Monday, March 30, 2009

A Montage Menagerie

Found a post on a board where they point us to this breakdown from scripttoolbox.com of three different ways to write montages: (1) series of shots (2) list of scene headings and short descriptions (3) one scene heading and a list of descriptions. This script tip doesn't debate the merits of using montages or discuss how to effectively use them. It basically just gives three ways to write montages IF you choose to use them.

So, when do you choose to use them?


  1. To elevate an emotion. Montages are often used to show the depth of love, loss, grief, joy, or confusion.
  2. Recollection. Montages can be used to show a character's memory of events.
  3. Speed up the story. Montages acknowledge a part of the story that merits mentioning -- but not the time it takes to show it in a full blown story.
  4. To tie seemingly random events together.
  5. To tell a mini-story.
  6. To show background events.
  7. When the director wants it. A lot of montages aren't even written. They're added by a director because that's what he wants.
  8. The writer is taking an unnecessary shortcut to storytelling.

Ouch. Number eight is going to sting a few people. But I've seen it over and over. Writers get lazy and throw a montage in to avoid sorting out a messy area of the story. You can tell when a montage is an integral part of the story telling process and when it was used as a Band-aid for an open wound in the screenplay.

A montage CAN be used to do all those things on this list but it's not the ONLY way or necessary the BEST way. It's not a deus ex machina and it's not a convenient pair of scissors for a screenplay that's twenty pages too long.

I knew a girl in high school who wore an elastic belt with everything. She even wore one with her wrap around dresses and skirts. Why would you wear a belt with a wrap around? To look stylish? Those things tie! One Friday night while we were gathering on the sidelines, she grabbed her waist and said "oh my gosh, I forgot my belt". Um, yeah. I reminded her that our little blue skirts and vests didn't have belts. She told me that she always wore one under her uniform because it made her waist look skinnier. In her defence, the 80's were another era. Weight discrimination was rampant. At 118 pounds, I was terrified every week at weigh-in that I'd go over the 120 pound limit. But I was smart enough to know that a belt would ADD ounces on the scale, even if it made my waist appear thinner.

To some degree, a montage can tighten a story but there are times when using a montage is a lot like wearing an elastic belt with a wrap-around skirt. Maybe it looks stylish, but it's not necessary.

Neither should a montage be a collection of scenes that all say and do the same thing. If every scene demonstrates the same thing, why not use a single scene?

A montage should move. I like montages that have a beginning, middle and end. Scenes can progress or regress but the montage should be fluid. For example, a jilted lover could remember the beginning, middle and deterioration of a relationship. A mini-story montage should probably have three mini-acts. If the purpose of the montage is to elevate emotion, let's see a progression or regression of that emotion - good, better, best or bad, worse, worst.

Using montages is not just about knowing how to use them.
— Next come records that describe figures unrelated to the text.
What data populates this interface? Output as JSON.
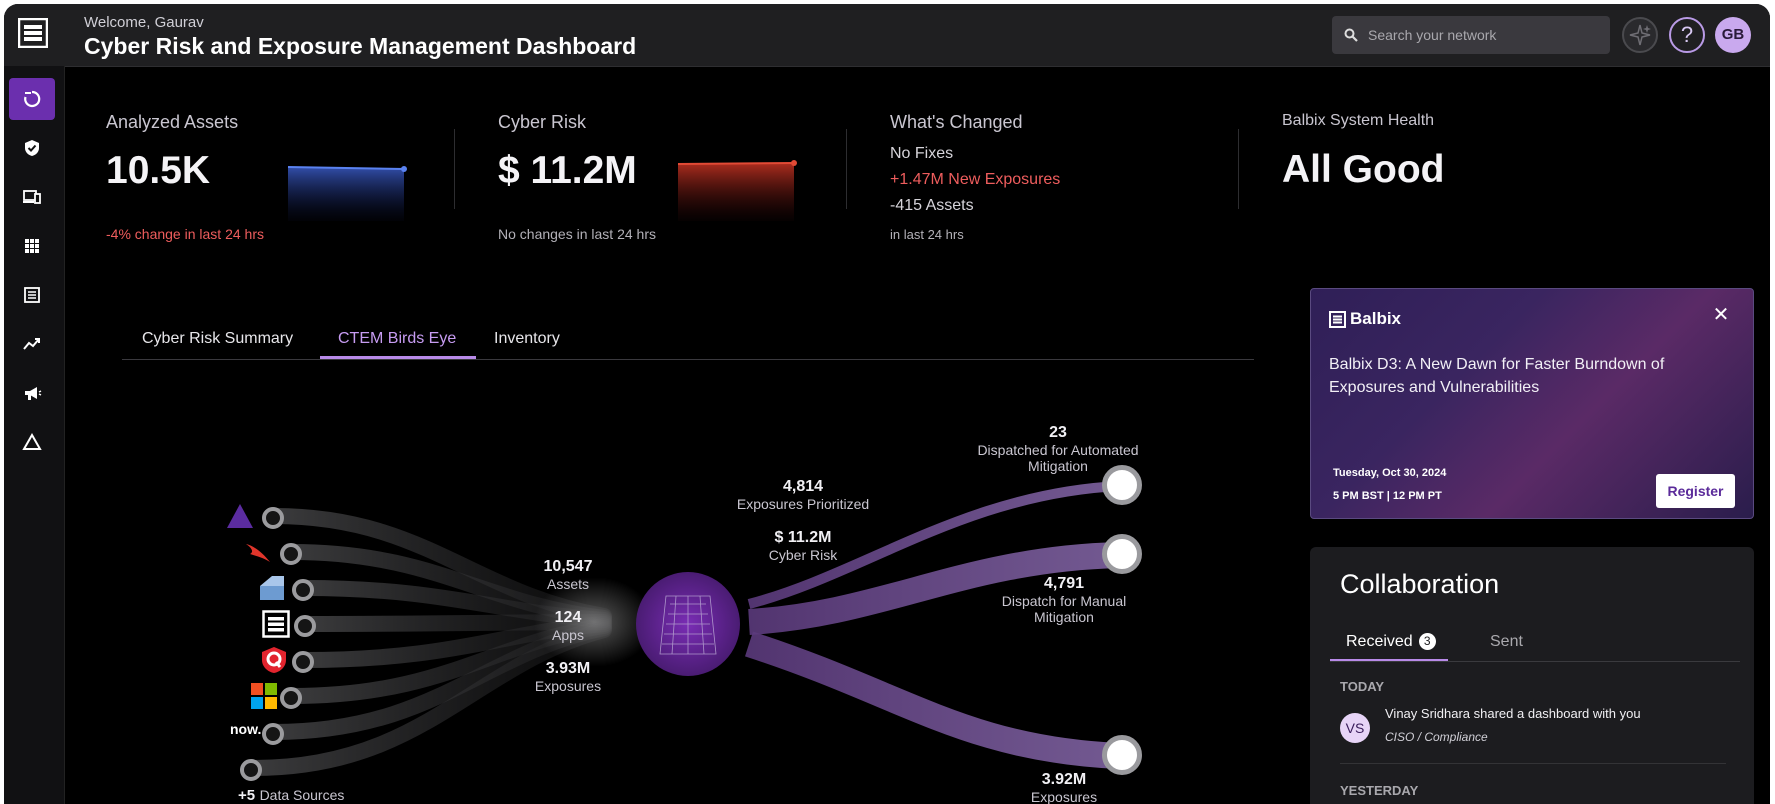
{
  "header": {
    "welcome": "Welcome, Gaurav",
    "title": "Cyber Risk and Exposure Management Dashboard",
    "search_placeholder": "Search your network",
    "help_icon": "?",
    "avatar_initials": "GB"
  },
  "sidebar": {
    "items": [
      {
        "icon": "dashboard-icon",
        "active": true
      },
      {
        "icon": "shield-icon",
        "active": false
      },
      {
        "icon": "devices-icon",
        "active": false
      },
      {
        "icon": "apps-grid-icon",
        "active": false
      },
      {
        "icon": "table-icon",
        "active": false
      },
      {
        "icon": "trend-icon",
        "active": false
      },
      {
        "icon": "megaphone-icon",
        "active": false
      },
      {
        "icon": "triangle-icon",
        "active": false
      }
    ]
  },
  "metrics": {
    "analyzed_assets": {
      "label": "Analyzed Assets",
      "value": "10.5K",
      "change": "-4% change in last 24 hrs"
    },
    "cyber_risk": {
      "label": "Cyber Risk",
      "value": "$ 11.2M",
      "change": "No changes in last 24 hrs"
    },
    "whats_changed": {
      "label": "What's Changed",
      "fixes": "No Fixes",
      "new_exposures": "+1.47M New Exposures",
      "assets": "-415 Assets",
      "period": "in last 24 hrs"
    },
    "system_health": {
      "label": "Balbix System Health",
      "value": "All Good"
    }
  },
  "tabs": [
    {
      "label": "Cyber Risk Summary",
      "active": false
    },
    {
      "label": "CTEM Birds Eye",
      "active": true
    },
    {
      "label": "Inventory",
      "active": false
    }
  ],
  "flow": {
    "assets_num": "10,547",
    "assets_label": "Assets",
    "apps_num": "124",
    "apps_label": "Apps",
    "exposures_num": "3.93M",
    "exposures_label": "Exposures",
    "prioritized_num": "4,814",
    "prioritized_label": "Exposures Prioritized",
    "risk_num": "$ 11.2M",
    "risk_label": "Cyber Risk",
    "automated_num": "23",
    "automated_label_1": "Dispatched for Automated",
    "automated_label_2": "Mitigation",
    "manual_num": "4,791",
    "manual_label_1": "Dispatch for Manual",
    "manual_label_2": "Mitigation",
    "remaining_num": "3.92M",
    "remaining_label": "Exposures",
    "more_sources_num": "+5",
    "more_sources_label": "Data Sources",
    "now_logo": "now.",
    "sources": [
      "azure-logo-icon",
      "crowdstrike-logo-icon",
      "tenable-logo-icon",
      "balbix-logo-icon",
      "qualys-logo-icon",
      "microsoft-logo-icon",
      "servicenow-logo-icon",
      "more-sources-icon"
    ]
  },
  "promo": {
    "brand": "Balbix",
    "headline": "Balbix D3: A New Dawn for Faster Burndown of Exposures and Vulnerabilities",
    "date": "Tuesday, Oct 30, 2024",
    "time": "5 PM BST | 12 PM PT",
    "register_label": "Register",
    "close_icon": "✕"
  },
  "collaboration": {
    "title": "Collaboration",
    "tab_received": "Received",
    "received_count": "3",
    "tab_sent": "Sent",
    "today_label": "TODAY",
    "notification": {
      "initials": "VS",
      "text": "Vinay Sridhara shared a dashboard with you",
      "sub": "CISO / Compliance"
    },
    "yesterday_label": "YESTERDAY"
  },
  "colors": {
    "accent": "#b88ae8",
    "active_nav": "#6b2fae",
    "negative": "#ee5d5d",
    "asset_line": "#4a6fd8",
    "risk_line": "#d9412f"
  }
}
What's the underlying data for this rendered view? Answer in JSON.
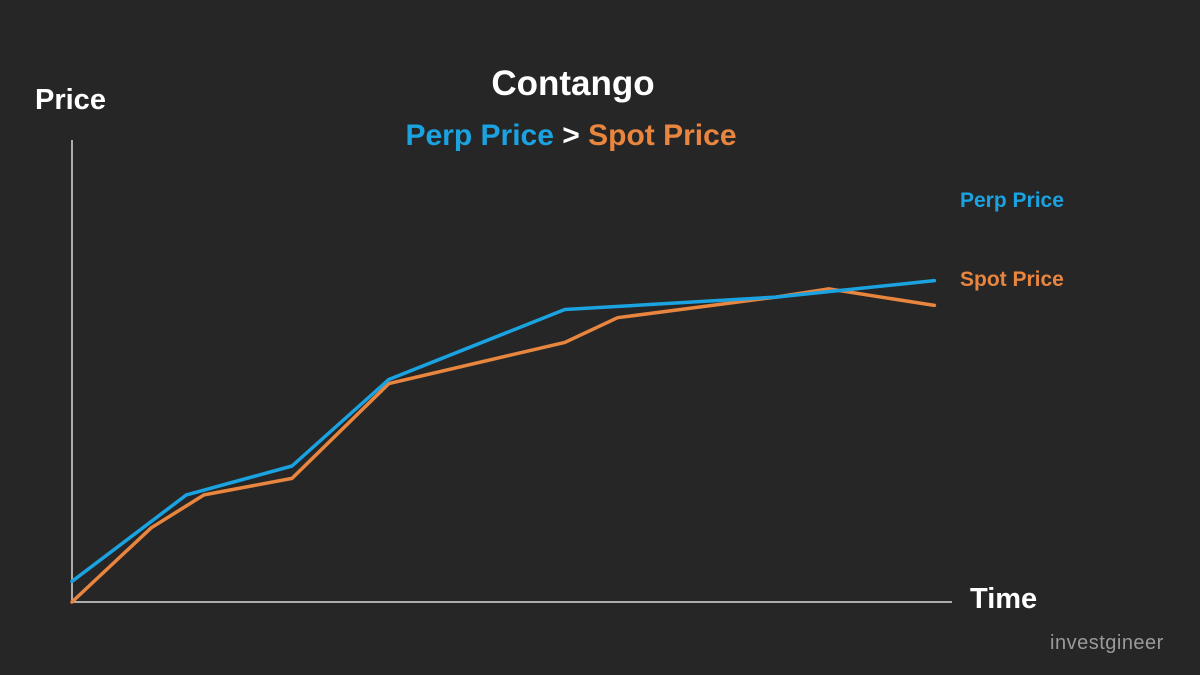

It is first knowing why we use them. That's the difference between wearing a belt that holds your pants up or wearing one that is actually weighing you down.

1 comment:

E.C. Henry said...

I've used montages before in some of my stories. I use "The Hollywood Standard: The Complete & Authorative Guide to Script Format And Style" by Christofer Riley when formatting them.

Christopher Riley describe a montage as, "... a series of brief images, often under music, used to show the passage of time, the unfolding of a character's plan or the evolution of a character or relationship over time."